A farce in many acts: Child-support enforcement in Arizona
By Jennifer Tramm
Enforcement of child-support laws in Arizona is punitive and unjust. If a deadbeat dad disappears, little can be done about it. On top of that, the state expects money it provides to children to be paid back if and when child support is paid by dads like my ex-husband, who owes me $31,040 in child support.
Since the original support order required that his wages be garnished to pay it, he switched jobs often, trying to shake me off his tail. I would find him and send notice to his employer, only to have him leave that job almost immediately. Finally, I lost track of him.
The loss of income was devastating. For about three years, my daughter was on the state-run, federally funded Medicaid plan, Arizona Health Care Cost Containment System. I do not know what cost the state paid monthly for this medical plan, but I know that, if I ever see a dime, it will be after the state gets its money.
If I ever receive child-support payments from dear old deadbeat dad, I have to accept the state’s word on how much the medical plan premium cost and just deal with it. Because all payments go through a central clearinghouse, the state deducts its share before sending on the meager remains.

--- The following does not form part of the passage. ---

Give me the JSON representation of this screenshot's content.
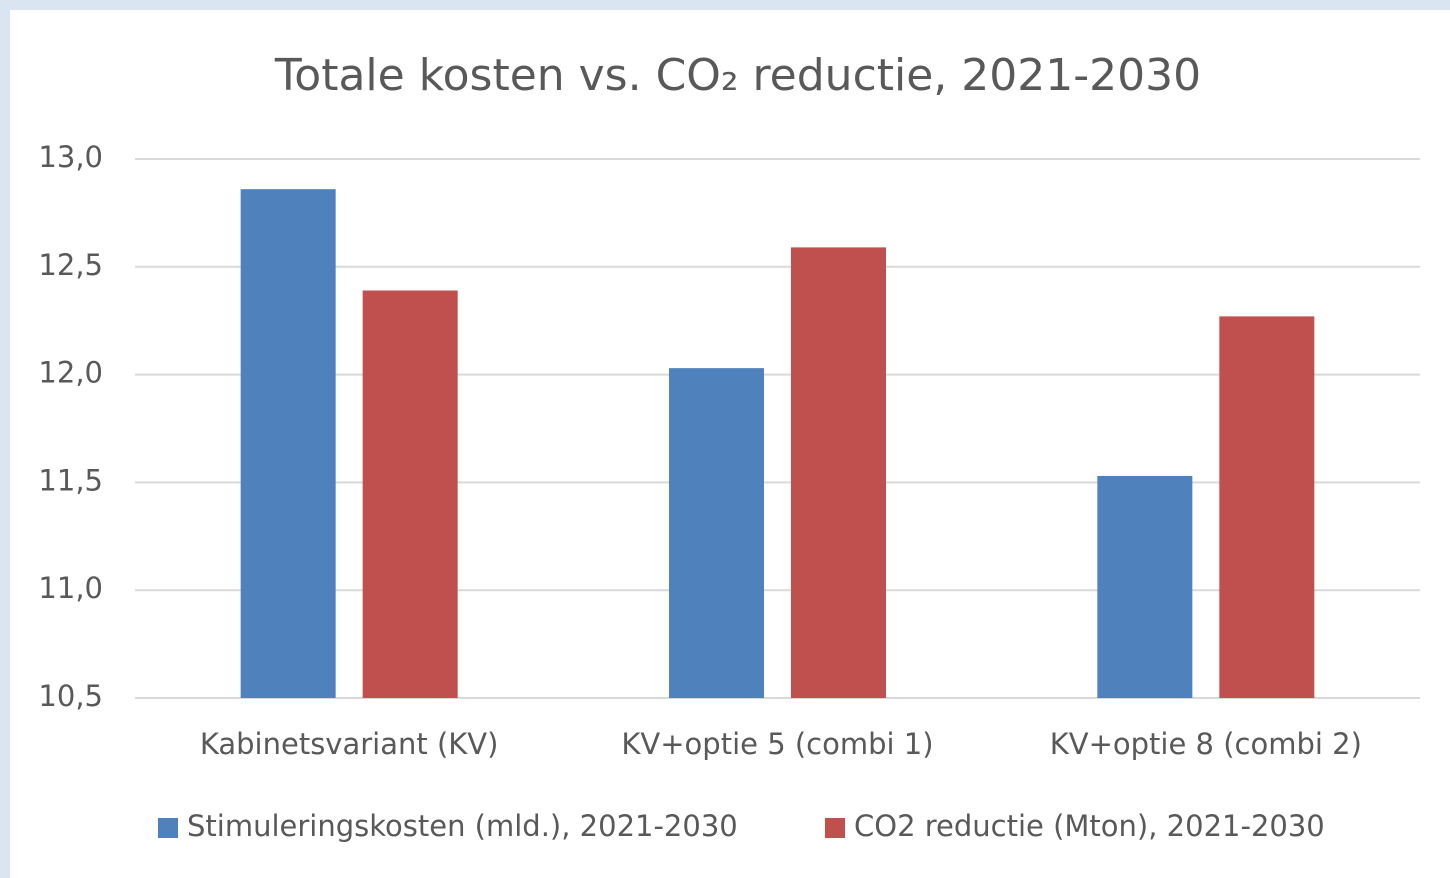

The federal government is fully complicit in the state’s reimbursement scheme. Federal law requires that for families to get federally funded public assistance administered by the state, they must assign to the state rights to child-support payments. No public aid will be provided to a family that does not comply.
Custodial parents need the state and federal governments to stop kicking them in the teeth and go after the deadbeats with more gusto.
There should be a federal law requiring deadbeat parents to pay the state back when their negligent actions cause their children’s dependence on state and federal funds. Taking the money before it gets to the child actually keeps the family on public assistance in a vicious, unending cycle.
In Arizona, there is a mandatory new- hire database for the purpose of identifying workers with child-support orders, but employers are lackadaisical about following the law. The federal law that requires the database allows states to impose a maximum fine of $25 per new hire not reported. Arizona does not fine
employers for non-compliance, so there is no mystery to the fact that a mere 51 percent of Arizona employers abided by the new-hire reporting requirement, according to a U.S. Department of Labor report issued in 2004, the last year for which data is available.
During the first frenzy of trying to discover where my ex was working, the database was useless. If he was reported as a new hire, it never crossed the desks of the Arizona Department of Child Support Enforcement.
There are remedies the custodial parent may utilize, but they aren’t sure things.
One is for the state to suspend professional and recreational licenses to put pressure on the parent to pay child support. My ex has never been a professional anything, and for the only “recreation” in which he ever engages, there is no license. In fact, his “recreational” activities have gotten him arrested, but nobody in the court system bothered to see if he was a deadbeat dad. I never received notification that they had him in custody. I had to find out on the Arizona Public Access to Court Information Web site. By the time the charges had shown up in the system, he had disappeared again and the state had finally started looking for him, but not to get him for failure to pay his child-support order. The state started looking for him because he failed to fulfill his terms of probation.
Still another remedy is intercepting the tax returns of deadbeat parents. The idea is that, if a deadbeat parent is entitled to a tax refund, the state can intercept it to pay the child-support obligation. Nice idea, if the deadbeat files returns.
There is a parent locator service through the state, but cases are not solved quickly and sometimes not at all. Cases are at the mercy of the state. Custodial parents can do nothing but wait or pay for their own attorneys.
It is not fair. My ex left his child destitute. I was barely able to pay the rent. I had to go to the food bank or ask for rent assistance.
What custodial parents need is a state with more compassion. Penalize the deadbeat parent, not the one trying to provide a good home for the child.
When a poor family without a child-support issue gets assistance from the state, it receives it without the fear of having to pay it back. Why, then, must a poor family, which is destitute due to the actions of someone able to pay, pay back the state and federal aid? If anyone should pay, it should be the deadbeat. Call it a penalty for breaking the law, because abandoning a child financially when the ability to pay is available is a crime.